Zomorod Yousefzadeh is just a normal teenage girl. At least, that’s all she wants to be. After bouncing between Iran, her home country, and California for most of her life, she’s ready to just settle down somewhere and not stick out like a sore, Persian thumb. She decides to go by Cindy, hoping for a Brady-Brunch level of American normalcy, and tries to get her mom to learn English so she no longer has to be her translator.

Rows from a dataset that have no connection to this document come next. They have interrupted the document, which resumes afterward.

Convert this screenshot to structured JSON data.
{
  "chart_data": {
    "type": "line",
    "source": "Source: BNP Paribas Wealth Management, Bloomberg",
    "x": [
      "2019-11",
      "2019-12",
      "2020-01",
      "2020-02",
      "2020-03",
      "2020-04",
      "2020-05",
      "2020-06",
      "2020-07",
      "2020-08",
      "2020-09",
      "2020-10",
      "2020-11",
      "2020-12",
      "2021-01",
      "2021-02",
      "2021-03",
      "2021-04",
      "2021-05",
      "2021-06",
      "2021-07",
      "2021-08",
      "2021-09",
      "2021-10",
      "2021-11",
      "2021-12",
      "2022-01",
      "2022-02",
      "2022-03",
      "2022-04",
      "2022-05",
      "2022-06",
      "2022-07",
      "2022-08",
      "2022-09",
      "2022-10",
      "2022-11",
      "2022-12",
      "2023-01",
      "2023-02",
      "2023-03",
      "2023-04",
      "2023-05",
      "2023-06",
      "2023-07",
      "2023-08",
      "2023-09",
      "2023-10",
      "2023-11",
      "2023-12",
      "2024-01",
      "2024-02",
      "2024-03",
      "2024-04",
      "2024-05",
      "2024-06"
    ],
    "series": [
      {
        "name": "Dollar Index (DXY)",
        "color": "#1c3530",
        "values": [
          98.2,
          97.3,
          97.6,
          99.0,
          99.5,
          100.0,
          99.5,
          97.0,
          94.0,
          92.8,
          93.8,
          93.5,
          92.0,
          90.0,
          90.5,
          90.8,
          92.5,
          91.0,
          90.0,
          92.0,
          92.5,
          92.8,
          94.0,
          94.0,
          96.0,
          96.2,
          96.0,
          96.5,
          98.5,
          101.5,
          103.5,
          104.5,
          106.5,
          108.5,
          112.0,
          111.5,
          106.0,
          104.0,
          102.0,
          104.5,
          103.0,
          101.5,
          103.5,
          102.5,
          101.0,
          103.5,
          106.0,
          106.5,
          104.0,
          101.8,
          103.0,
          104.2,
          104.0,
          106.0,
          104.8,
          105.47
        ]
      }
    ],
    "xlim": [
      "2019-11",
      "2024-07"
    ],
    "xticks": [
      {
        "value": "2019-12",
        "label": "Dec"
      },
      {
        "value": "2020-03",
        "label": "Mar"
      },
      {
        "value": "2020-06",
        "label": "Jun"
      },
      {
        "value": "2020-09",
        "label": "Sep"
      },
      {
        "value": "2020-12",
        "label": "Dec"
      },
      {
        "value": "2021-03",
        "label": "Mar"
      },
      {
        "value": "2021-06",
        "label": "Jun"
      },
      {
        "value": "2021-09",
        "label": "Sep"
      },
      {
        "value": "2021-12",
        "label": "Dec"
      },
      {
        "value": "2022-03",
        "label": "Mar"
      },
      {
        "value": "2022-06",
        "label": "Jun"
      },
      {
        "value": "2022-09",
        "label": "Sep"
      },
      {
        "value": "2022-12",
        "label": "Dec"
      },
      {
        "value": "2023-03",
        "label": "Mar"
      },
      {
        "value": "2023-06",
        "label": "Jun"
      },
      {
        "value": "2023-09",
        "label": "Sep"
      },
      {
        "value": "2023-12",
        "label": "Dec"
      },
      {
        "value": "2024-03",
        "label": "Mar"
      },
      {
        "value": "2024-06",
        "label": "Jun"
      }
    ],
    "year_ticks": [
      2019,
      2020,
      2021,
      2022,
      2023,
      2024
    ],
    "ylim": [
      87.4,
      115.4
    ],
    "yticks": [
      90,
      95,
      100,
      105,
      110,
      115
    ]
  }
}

As she starts the sixth grade, everything is looking great: new friends who are actually interested in her, great Halloween costumes, Girl Scouts, the whole shebang. But it’s the late 1970s and the political unrest in Iran is mounting. Suddenly everyone knows about Iran, and everyone’s asking Cindy about what the heck is going on in her home country—but for all the wrong reasons. As protests turn into full-on revolution turn into the taking of American hostages, Cindy feels less and less safe in her new school, and in the country that has been her home for much of her life.
In this hilarious, wonderfully written semi-autobiography, Firoozeh Dumas explores the complicated notion of otherness, and what it really means to see someone for who they are, culture and all. Cindy’s story is an ode to kindness, and to the importance of the way we respond the stories we are told, and the way we tell our own stories in the future.